Beautiful obscenities, and the forgotten dead
In today’s NYTimes, Aleida Guevara, Che Guevara’s daughter, rhapsodises about her father (who died when she was six years old), saying “What I remember most is my father’s great capacity for love.” She asks, “Have the film and the book [The Motorcycle Diaries] become so popular because his strength and tenderness are a model for the people we need in these times?”
Sean O’Hagan predicted last July
The myth of Che the romantic hero is about to enter a new phase with the release of The Motorcycle Diaries, a rose-tinted road movie based on the book the pre-revolutionary Ernesto Guevara wrote about his journey across Latin America in the company of his best friend, Alberto Granado.
Capacity for love, tenderness? Christopher Hitchens has said,
During the Cuban Missile Crisis in 1962 Che was more bullish even than Castro or Khrushchev, seemingly unconcerned that the whole world was holding its breath over the outcome. ‘The worst thing I heard about him,’ says Hitchens, ‘is that he was in favour of launching the missiles. That, for me, is a contradiction too far. You can’t be a great revolutionary who wants to free the world and be a guy who wants to push the button. You can only be one or the other.’
O’Hagan looks at the reality of Che’s true nature:
Che was an inspiring leader but also a harsh and unbending taskmaster, who meted out stern punishment. On his orders, several peasants were executed for disloyalty, as were local bandits who preyed on the poor. Others, often no more than boys, underwent mock executions. ‘We blindfolded them,’ he wrote later, ‘and subjected them to the anguish of a simulated firing squad.’
That’s not to say that Fernando was spared from the firing squad, once he was jailed. No. Prisoners such as Fernando were often prepared for execution, led to the paredon, and shot at. Prior warnings were not considered necessary. Too formal.
Preparen! Apunten! Fuego!
Blam! Blam! Blam! Blam! Blam! Blam!
Laughter. Luod, racous laughter.
“Look, the bastard crapped in his pants!”
“Bet you thought this would be it, huh?”
“Bet you liked our aim, didn’t you? We’re such bad marksmen. Ha!”
“Jus fooling. These weren’t blanks at all. We just aimed above your head. Ha, ha! Fooled you, ha! But this one coming up now is for real!”
Okay, men, Preparen! Apunten! Fuego!
Blam! Blam! Blam! Blam! Blam! Blam!
“Ha, ha, ha!”
“look, he had even more crap left in him, and more piss, too!”
“Ha, ha, ha!”
Fidel’s men sometimes shot prisoners with blanks, just for the thrill of it, as a way of driving the prisoners mad and breaking them. And sometimes they shot over their heads once or twice before shooting to kill, or shooting to maim horribly.

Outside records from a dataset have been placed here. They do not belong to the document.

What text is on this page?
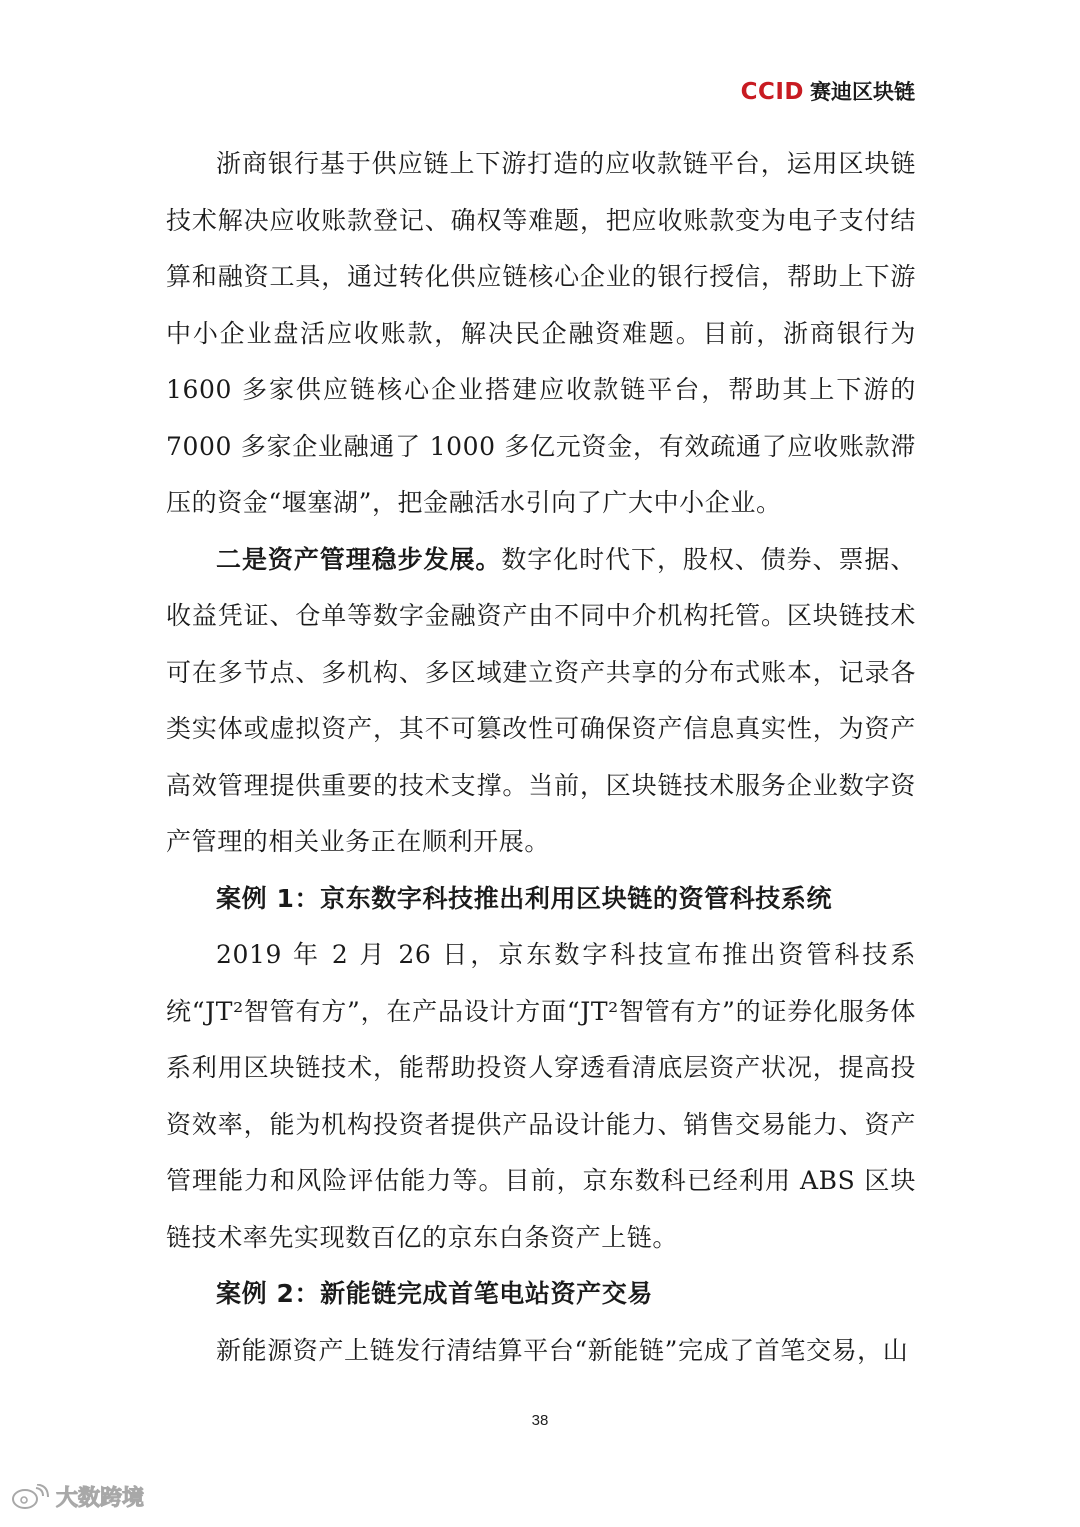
CCID 赛迪区块链

浙商银行基于供应链上下游打造的应收款链平台，运用区块链技术解决应收账款登记、确权等难题，把应收账款变为电子支付结算和融资工具，通过转化供应链核心企业的银行授信，帮助上下游中小企业盘活应收账款，解决民企融资难题。目前，浙商银行为 1600 多家供应链核心企业搭建应收款链平台，帮助其上下游的 7000 多家企业融通了 1000 多亿元资金，有效疏通了应收账款滞压的资金“堰塞湖”，把金融活水引向了广大中小企业。

二是资产管理稳步发展。数字化时代下，股权、债券、票据、收益凭证、仓单等数字金融资产由不同中介机构托管。区块链技术可在多节点、多机构、多区域建立资产共享的分布式账本，记录各类实体或虚拟资产，其不可篡改性可确保资产信息真实性，为资产高效管理提供重要的技术支撑。当前，区块链技术服务企业数字资产管理的相关业务正在顺利开展。

案例 1：京东数字科技推出利用区块链的资管科技系统

2019 年 2 月 26 日，京东数字科技宣布推出资管科技系统“JT²智管有方”，在产品设计方面“JT²智管有方”的证券化服务体系利用区块链技术，能帮助投资人穿透看清底层资产状况，提高投资效率，能为机构投资者提供产品设计能力、销售交易能力、资产管理能力和风险评估能力等。目前，京东数科已经利用 ABS 区块链技术率先实现数百亿的京东白条资产上链。

案例 2：新能链完成首笔电站资产交易

新能源资产上链发行清结算平台“新能链”完成了首笔交易，山

38
大数跨境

In his trenchant short study, Che Guevara, the British historian Andrew Sinclair concludes that, during the guerrilla war, Che ‘discovered a cold ruthlessness in his nature. Spilling blood was necessary for the cause. Within two years, he would order the death of several hundred Batista partisans at La Cabana, one of the mass killings of the Cuban Revolution.’ Later too, after the botched Bay of Pigs invasion by anti-Communist Cuban exiles, all the survivors were summarily shot.
Eire’s memories of Che are not as rosy as Aleida’s, (p. 278)
Always dressed in his military uniform with the beret, the man who wants to do away with money. So is his chauffeur. I wonder if the chauffeur, a good Revolutionary, has dirty magazines. I’ll wonder about that until the day I die.
O’Hagan tells us,
In 1965, Che’s adventurism and ideological zealotry led him him to Africa, and an unsuccessful attempt at revolution in the Congo. From there, he returned briefly to Cuba, whence, increasingly estranged from Castro, he set off for Bolivia to begin his last and final guerrilla war. Of all the books written by Guevara, The Bolivian Diaries are the most powerful and affecting, not least because the ideological demagoguery of old has disappeared, replaced by a more stoical voice. It is a diary of struggle and hardship, of dismay and defeat, the antithesis of The Motorcycle Diaries, and, of course, not a story that Hollywood will ever tell.
Now we have a romanticized story coming to a cinema near you, telling us of Che’s “strength and tenderness”, along with articles from his loving daughter in the newspaper of record. No less obscene than the worst pornography, the lyrical and beautiful film’s become a Sundance Festival and Cannes Festival success. How ironic that the film synopsis reads “Their experiences at the colony awaken within them the men they will later become by defining the ethical and political journey they will take in their lives”.
It is estimated that Che Guevara sent to the firing squads some 15,000 Cubans. Untold number of people died in Cuba, Central America, Bolivia and Congo from his guerrila wars. The real number might never be known.
No movie will be made from their stories.